After Jahandar's talk, students signed letters of support to imprisoned student activists and sometimes added their own messages, which Boroumand said would be translated into Persian. She said the letters would be sent to prisoners in Iran, with copies to their families, and that the letter-writing campaign can bring the prisoners more respect and better treatment from authorities.
The university's chapter of Amnesty International also sponsored the event. Senior Sarah Faragalla, one of the chapter's leaders, said it was another in a series of efforts to get students mobilized and active. "I think students are particularly interested in anything that concerns students around the world," she said. "I think that people are increasingly relating to other students no matter where they are."
Ali Afshari, another former Iranian student activist and political prisoner now living in Washington, said the Students Day events around the world, coordinated by a network of groups called Students4Iran, focused on issues beyond the imprisonment of student activists. Students4Iran also is highlighting gender, religious and ideological discrimination in the admission of students and in the hiring of professors at Iranian universities, as well as growing attacks on intellectual freedom on campuses.

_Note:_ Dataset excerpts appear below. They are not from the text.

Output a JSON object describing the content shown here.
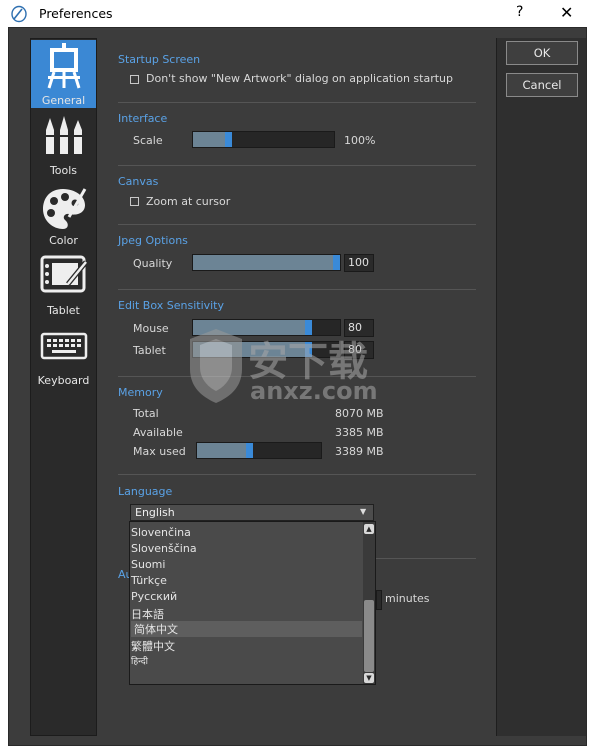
{
  "window": {
    "title": "Preferences",
    "help": "?",
    "close": "✕"
  },
  "sidebar": {
    "items": [
      {
        "label": "General",
        "icon": "easel-icon"
      },
      {
        "label": "Tools",
        "icon": "brushes-icon"
      },
      {
        "label": "Color",
        "icon": "palette-icon"
      },
      {
        "label": "Tablet",
        "icon": "tablet-icon"
      },
      {
        "label": "Keyboard",
        "icon": "keyboard-icon"
      }
    ],
    "active": "General"
  },
  "startup": {
    "title": "Startup Screen",
    "checkbox_label": "Don't show \"New Artwork\" dialog on application startup",
    "checked": false
  },
  "interface": {
    "title": "Interface",
    "scale_label": "Scale",
    "scale_value": "100%",
    "scale_level": 0.24
  },
  "canvas": {
    "title": "Canvas",
    "zoom_label": "Zoom at cursor",
    "checked": false
  },
  "jpeg": {
    "title": "Jpeg Options",
    "quality_label": "Quality",
    "quality_value": "100",
    "quality_level": 1.0
  },
  "editbox": {
    "title": "Edit Box Sensitivity",
    "mouse_label": "Mouse",
    "mouse_value": "80",
    "mouse_level": 0.8,
    "tablet_label": "Tablet",
    "tablet_value": "80",
    "tablet_level": 0.8
  },
  "memory": {
    "title": "Memory",
    "total_label": "Total",
    "total_value": "8070 MB",
    "available_label": "Available",
    "available_value": "3385 MB",
    "maxused_label": "Max used",
    "maxused_value": "3389 MB",
    "maxused_level": 0.42
  },
  "language": {
    "title": "Language",
    "selected": "English",
    "options": [
      "Slovenčina",
      "Slovenščina",
      "Suomi",
      "Türkçe",
      "Русский",
      "日本語",
      "简体中文",
      "繁體中文",
      "हिन्दी"
    ],
    "highlighted": "简体中文"
  },
  "autosave": {
    "title_partial": "Au",
    "minutes_label": "minutes"
  },
  "buttons": {
    "ok": "OK",
    "cancel": "Cancel"
  },
  "watermark": {
    "text_cn": "安下载",
    "text_en": "anxz.com"
  }
}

The Iranian government announced in October that it will revamp the teaching of sociology, psychology, economics, law and other social sciences "because the content is not consistent with Islamic values," Afshari said.
He said supporting Iranian students' rights is crucial because students have been at the heart of Iranian reform efforts for more than a century. He called the Students Day events "a relative success" in the early stages of the effort to build worldwide support for Iranian students.
Ultimately, Afshari said, the network should allow student groups around the world to exchange materials and approaches that work in support of efforts in Iran and other countries "that are struggling for democracy, for democratic transition, like North Korea, like Zimbabwe, like Venezuela, like China."
Afshari said he spent three years in prison, including 400 days in solitary confinement. "That encouraged me, because I understand the difficulty and the hard situation of those who are in prison now," he said.